Pues hoy dejemos que en nosotros resuene con fuerza esta consoladora promesa de Jesús: Yo no os dejaré huerfanos nunca. Si por el bautismo, por nuestro primer encuentro con Jesús, se nos dio la gracia de sabernos y sentirnos hijos e hijas, ahora se nos asegura que esto es para siempre. Que siempre podremos vivir como hijos, con esa confianza básica de que hay alguien que nos ama, nos defiende y nos apoya, gratuita e incondicionalmente, para afrontar lo que venga. Que ser hijos e hijas define nuestra permanente relación con Dios, nos da una identidad propia. Que después de la resurrección, en este tiempo Pascual que es el definitivo, se nos asegura la presencia del Espíritu, del Padre y de Jesús mismo, en nosotros, de forma definitiva.

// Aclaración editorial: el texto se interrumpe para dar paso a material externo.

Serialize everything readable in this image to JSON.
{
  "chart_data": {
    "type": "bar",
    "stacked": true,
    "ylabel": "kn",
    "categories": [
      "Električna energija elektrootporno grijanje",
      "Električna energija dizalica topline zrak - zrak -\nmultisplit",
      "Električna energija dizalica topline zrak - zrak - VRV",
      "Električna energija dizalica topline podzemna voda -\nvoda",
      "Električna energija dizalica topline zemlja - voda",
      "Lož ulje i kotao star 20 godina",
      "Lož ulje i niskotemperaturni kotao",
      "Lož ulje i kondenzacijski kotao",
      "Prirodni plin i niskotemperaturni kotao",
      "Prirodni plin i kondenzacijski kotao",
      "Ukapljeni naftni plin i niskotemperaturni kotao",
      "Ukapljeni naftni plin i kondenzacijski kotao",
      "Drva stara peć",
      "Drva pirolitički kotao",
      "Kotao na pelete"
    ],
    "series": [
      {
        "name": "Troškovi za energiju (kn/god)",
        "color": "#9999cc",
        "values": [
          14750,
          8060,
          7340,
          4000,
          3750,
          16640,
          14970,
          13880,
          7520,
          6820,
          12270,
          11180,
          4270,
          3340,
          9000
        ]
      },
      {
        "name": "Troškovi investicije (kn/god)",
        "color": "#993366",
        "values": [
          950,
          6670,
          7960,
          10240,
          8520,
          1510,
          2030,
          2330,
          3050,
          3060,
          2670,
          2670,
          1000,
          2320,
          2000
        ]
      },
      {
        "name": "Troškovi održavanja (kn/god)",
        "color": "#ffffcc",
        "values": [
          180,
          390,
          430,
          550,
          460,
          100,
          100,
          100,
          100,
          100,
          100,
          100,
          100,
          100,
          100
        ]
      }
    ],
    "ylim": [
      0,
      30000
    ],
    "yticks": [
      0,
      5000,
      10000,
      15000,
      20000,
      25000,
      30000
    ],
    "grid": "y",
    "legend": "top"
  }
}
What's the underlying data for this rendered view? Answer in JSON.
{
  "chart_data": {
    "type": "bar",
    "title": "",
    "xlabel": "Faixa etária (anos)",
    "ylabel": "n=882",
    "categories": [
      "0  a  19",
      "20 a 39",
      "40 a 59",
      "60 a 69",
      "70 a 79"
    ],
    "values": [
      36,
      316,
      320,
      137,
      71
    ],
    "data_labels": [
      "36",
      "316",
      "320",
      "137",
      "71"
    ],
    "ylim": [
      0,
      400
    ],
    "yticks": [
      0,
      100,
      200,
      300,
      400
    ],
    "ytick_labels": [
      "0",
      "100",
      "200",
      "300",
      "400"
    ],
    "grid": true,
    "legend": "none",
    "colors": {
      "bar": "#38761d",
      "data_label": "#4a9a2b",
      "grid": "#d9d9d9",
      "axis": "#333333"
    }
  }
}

El evangelio de hoy que empieza con una condición referida a nuestro amor acaba con una afirmacion referida al suyo: “… será amado por mi Padre, y yo también lo amaré y me manifestaré a él”. Sin exigencias, sin medidas… solo si me amáis. Lo demás viene luego. Esta nueva presencia que Jesús nos promete, la del Espíritu, presencia amorosa que nos une al Padre y a Jesús mismo, nos capacita para vivir amando. Amando a su estilo, es decir, estando, como Él, siempre dispuestos a lavar los pies, a liberar de dolores y esclavitudes, a perdonar, a salir a buscar al que está perdido, a hacernos pan, partirnos y repartirnos, para aliviar las necesidades de los hermanos y hermanas, hasta dar la vida…
Es, en definitiva, conocer y reconocer agradecidos su presencia en nosotros, anunciarla, testificarla y extenderla en nuestro entorno como amor, vida y esperanza.
Que el evangelio de este domingo nos ayude a saborear esta inabarcable experiencia y podamos sentirnos plenamente gozosos fiados en la palabra de Jesús, aun en estos tiempos de oscuridad.